By JIM DWYER
New York Times
If anyone, or any business, can get a good deal on electricity, it ought to be Consolidated Edison, which buys loads of it every year and then sells it to three million customers in New York City and the suburbs. Like most traditional utility companies, it has gotten out of the power generation business in recent years and is now a distribution company. It buys the electricity that it delivers from generators run by independent companies.
So when Con Ed goes shopping, where does it find the best prices?
The question came up Thursday at a legislative hearing in the city on the future of the Indian Point nuclear power plant, which Gov. Andrew M. Cuomo wants to close. Whether he succeeds or not, the action will be a pivot in the history of New York City.

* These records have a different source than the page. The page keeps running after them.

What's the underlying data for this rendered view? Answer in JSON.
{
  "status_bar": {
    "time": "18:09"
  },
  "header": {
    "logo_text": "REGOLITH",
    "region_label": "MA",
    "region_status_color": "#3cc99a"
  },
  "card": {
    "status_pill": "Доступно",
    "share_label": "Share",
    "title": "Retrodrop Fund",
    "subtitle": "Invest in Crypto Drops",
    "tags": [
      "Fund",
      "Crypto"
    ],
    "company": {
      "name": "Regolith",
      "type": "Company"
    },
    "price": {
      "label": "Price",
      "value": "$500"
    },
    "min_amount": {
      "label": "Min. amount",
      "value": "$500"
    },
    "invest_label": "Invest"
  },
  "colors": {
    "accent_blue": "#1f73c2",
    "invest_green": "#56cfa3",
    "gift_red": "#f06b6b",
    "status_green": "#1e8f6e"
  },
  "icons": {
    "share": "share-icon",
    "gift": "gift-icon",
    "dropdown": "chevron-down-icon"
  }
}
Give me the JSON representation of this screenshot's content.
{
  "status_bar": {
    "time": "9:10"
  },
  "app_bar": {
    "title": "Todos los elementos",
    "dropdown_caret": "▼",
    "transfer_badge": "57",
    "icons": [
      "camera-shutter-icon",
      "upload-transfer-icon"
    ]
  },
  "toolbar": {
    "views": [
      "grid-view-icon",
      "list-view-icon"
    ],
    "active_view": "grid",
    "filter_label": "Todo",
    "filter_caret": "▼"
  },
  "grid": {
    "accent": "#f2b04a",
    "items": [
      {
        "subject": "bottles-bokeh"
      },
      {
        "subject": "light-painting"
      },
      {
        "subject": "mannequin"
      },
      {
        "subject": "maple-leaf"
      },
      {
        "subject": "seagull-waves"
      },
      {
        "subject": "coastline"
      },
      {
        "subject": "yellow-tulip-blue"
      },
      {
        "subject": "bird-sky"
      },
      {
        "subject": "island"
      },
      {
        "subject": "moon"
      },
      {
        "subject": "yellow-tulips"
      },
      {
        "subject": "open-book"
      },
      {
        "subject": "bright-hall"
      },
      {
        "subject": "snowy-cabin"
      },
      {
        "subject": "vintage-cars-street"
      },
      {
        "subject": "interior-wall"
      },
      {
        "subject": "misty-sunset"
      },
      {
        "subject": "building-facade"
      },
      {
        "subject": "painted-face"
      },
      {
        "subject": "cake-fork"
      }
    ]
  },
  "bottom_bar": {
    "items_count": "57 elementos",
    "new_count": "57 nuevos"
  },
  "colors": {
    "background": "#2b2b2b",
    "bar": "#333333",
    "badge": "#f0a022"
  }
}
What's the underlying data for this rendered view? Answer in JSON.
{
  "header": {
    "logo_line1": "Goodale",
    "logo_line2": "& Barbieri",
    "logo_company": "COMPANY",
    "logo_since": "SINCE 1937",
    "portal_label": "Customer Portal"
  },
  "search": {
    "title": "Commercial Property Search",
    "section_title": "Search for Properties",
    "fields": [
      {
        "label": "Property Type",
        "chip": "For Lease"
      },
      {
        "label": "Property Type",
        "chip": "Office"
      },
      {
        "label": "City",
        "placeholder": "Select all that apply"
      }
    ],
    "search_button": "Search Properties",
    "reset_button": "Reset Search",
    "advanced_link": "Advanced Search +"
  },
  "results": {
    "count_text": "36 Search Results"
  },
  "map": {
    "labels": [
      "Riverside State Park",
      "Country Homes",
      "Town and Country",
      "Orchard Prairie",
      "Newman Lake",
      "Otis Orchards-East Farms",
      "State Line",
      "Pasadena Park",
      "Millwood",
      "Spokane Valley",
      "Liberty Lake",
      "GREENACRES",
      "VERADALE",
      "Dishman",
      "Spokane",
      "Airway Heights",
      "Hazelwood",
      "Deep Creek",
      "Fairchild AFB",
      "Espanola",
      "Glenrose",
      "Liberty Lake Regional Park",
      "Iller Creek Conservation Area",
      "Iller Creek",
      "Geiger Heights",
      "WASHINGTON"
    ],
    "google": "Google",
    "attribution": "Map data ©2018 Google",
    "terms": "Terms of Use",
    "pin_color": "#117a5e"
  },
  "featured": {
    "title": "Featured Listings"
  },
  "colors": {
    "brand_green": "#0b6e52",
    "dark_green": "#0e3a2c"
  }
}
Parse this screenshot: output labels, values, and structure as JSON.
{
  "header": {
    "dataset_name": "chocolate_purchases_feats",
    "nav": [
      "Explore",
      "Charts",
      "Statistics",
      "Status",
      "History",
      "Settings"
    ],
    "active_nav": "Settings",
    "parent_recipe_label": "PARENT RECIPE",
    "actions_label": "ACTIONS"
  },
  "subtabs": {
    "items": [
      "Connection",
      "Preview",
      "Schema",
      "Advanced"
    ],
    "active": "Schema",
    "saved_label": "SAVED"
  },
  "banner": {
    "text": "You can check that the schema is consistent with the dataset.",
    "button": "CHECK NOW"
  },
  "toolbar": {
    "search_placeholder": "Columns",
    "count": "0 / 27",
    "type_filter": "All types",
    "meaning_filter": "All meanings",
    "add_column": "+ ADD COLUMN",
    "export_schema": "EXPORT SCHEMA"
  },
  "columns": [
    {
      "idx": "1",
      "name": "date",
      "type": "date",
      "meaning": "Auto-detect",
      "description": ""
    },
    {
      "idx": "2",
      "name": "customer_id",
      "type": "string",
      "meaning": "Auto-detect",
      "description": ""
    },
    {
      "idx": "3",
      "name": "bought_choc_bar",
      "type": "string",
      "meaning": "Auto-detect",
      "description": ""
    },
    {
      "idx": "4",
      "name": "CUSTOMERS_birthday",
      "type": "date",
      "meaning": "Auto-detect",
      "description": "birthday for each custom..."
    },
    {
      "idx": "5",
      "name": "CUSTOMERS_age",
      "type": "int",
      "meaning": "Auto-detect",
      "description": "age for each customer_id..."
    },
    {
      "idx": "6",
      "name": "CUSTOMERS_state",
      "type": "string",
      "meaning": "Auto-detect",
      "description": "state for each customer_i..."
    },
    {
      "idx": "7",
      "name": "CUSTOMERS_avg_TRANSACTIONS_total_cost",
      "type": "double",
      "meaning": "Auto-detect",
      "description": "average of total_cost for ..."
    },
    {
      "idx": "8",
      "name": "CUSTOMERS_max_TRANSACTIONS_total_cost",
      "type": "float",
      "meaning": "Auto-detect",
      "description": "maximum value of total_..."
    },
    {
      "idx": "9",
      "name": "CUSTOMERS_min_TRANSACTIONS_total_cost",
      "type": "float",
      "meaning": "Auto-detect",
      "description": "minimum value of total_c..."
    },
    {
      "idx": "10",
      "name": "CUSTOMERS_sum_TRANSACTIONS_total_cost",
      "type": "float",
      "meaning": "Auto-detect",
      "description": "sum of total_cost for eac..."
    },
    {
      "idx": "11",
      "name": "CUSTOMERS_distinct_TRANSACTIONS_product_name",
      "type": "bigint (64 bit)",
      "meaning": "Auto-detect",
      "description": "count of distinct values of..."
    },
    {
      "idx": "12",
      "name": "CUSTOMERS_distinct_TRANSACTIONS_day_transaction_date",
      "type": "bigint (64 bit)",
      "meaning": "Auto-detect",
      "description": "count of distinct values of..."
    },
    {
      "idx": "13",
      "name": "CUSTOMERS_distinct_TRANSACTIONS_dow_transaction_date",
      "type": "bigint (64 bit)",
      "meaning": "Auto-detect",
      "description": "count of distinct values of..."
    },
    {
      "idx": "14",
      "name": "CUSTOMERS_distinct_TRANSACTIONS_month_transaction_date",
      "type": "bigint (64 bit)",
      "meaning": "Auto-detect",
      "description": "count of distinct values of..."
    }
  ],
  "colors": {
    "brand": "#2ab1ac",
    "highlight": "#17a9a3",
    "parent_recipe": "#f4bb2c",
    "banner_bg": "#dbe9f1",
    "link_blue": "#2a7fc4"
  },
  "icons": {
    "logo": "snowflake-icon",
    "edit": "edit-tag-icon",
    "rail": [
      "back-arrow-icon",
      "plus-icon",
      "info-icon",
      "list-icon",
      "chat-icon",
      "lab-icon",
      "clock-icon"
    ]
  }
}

The state has plenty of relatively cheap and clean electricity from hydropower and wind farms, but it is trapped in the northern reaches of the state by a distribution system that hits a traffic jam of electrons before it gets near the city.
Indian Point, however, is in Westchester County, south of that congestion, and its electricity flows without obstacles into the city, just about 30 miles away. That very geography is also driving the effort by the governor and others to close the plant, which is getting old.
There is little confidence that people would be able to evacuate the region, much less the most densely populated big city in the country, in the event of a serious accident. (A leak of radioactive water in a cooling pump forced the plant to shut down one of its two generators this week.)
If the plant closes in the next few years, the 2,000 megawatts of electricity that it produces will have to come from somewhere else — that is, somewhere either in or near the city. Business and union officials spoke Thursday, as they have before, in support of the continued operation of Indian Point, arguing that the economy would be hobbled by the loss of so much cheap electricity.
Interestingly, the current electricity prices are kept secret by the generating companies and the utilities.
But by poring through Con Edison’s annual reports, James F. Brennan, a Democratic member of the Assembly from Brooklyn who also represents the Working Families Party, managed to figure out the prices it paid in 2010 to four of its leading suppliers.
Here are the numbers Mr. Brennan found for each kilowatt hour:
¶ 12.8 cents, from a wholesale market based in Albany.
¶ 8.2 cents from a gas-fired power plant in Astoria, Queens.
¶ 7.7 cents from the Indian Point nuclear generators.
¶ 6.8 cents from a gas-powered co-generation plant operated in the Brooklyn Navy Yard.
Mr. Brennan thinks that New York can get by without the electricity generated by Indian Point and that the city will not be putting itself at a financial disadvantage. Other cities actually make their own electricity, and do so at lower costs than some commercial suppliers, he noted at the hearing. Asked by a city official if he thought that the city should get into that business, Mr. Brennan paused for a minute. “Yes,” he said.
Certainly, the cost of making electricity has declined drastically in the last few years, in large part because the price of natural gas has been dropping. The decrease in price has made electricity from natural gas competitive with nuclear power. In 2008, the price of natural gas was $12 or $13 for a quantity known as a decatherm.
“Right now, it is $3 for a decatherm,” said Joseph P. Oates, a vice president at Con Edison.
Newer gas-generating plants are far more efficient than the ones they are replacing, and the city has helped developers build new ones in Queens. Con Edison, which used to own Indian Point, does not have a position on the continued operation of its old plant, but Mr. Oates said: “If you close it, it has to be replaced with something. The question is, what is that something?”
Natural gas plants have low emissions, but Norris McDonald, the president of the African American Environmentalist Association, said during a break in the hearing that Indian Point had virtually no emissions. “Where it is now, it is an environmental asset,” he said. “If you shut it down, whatever you’re going to replace it with is going to increase emissions in communities like Harlem.”
Other environmentalists argue that much of the slack can be made up with a combination of greater efficiency and more renewable energy, like solar, wind and tidal power. But when?
A wise colleague once gave me a warning on another dense topic: If you think you understand the problem, he said, then it hasn’t been properly explained to you.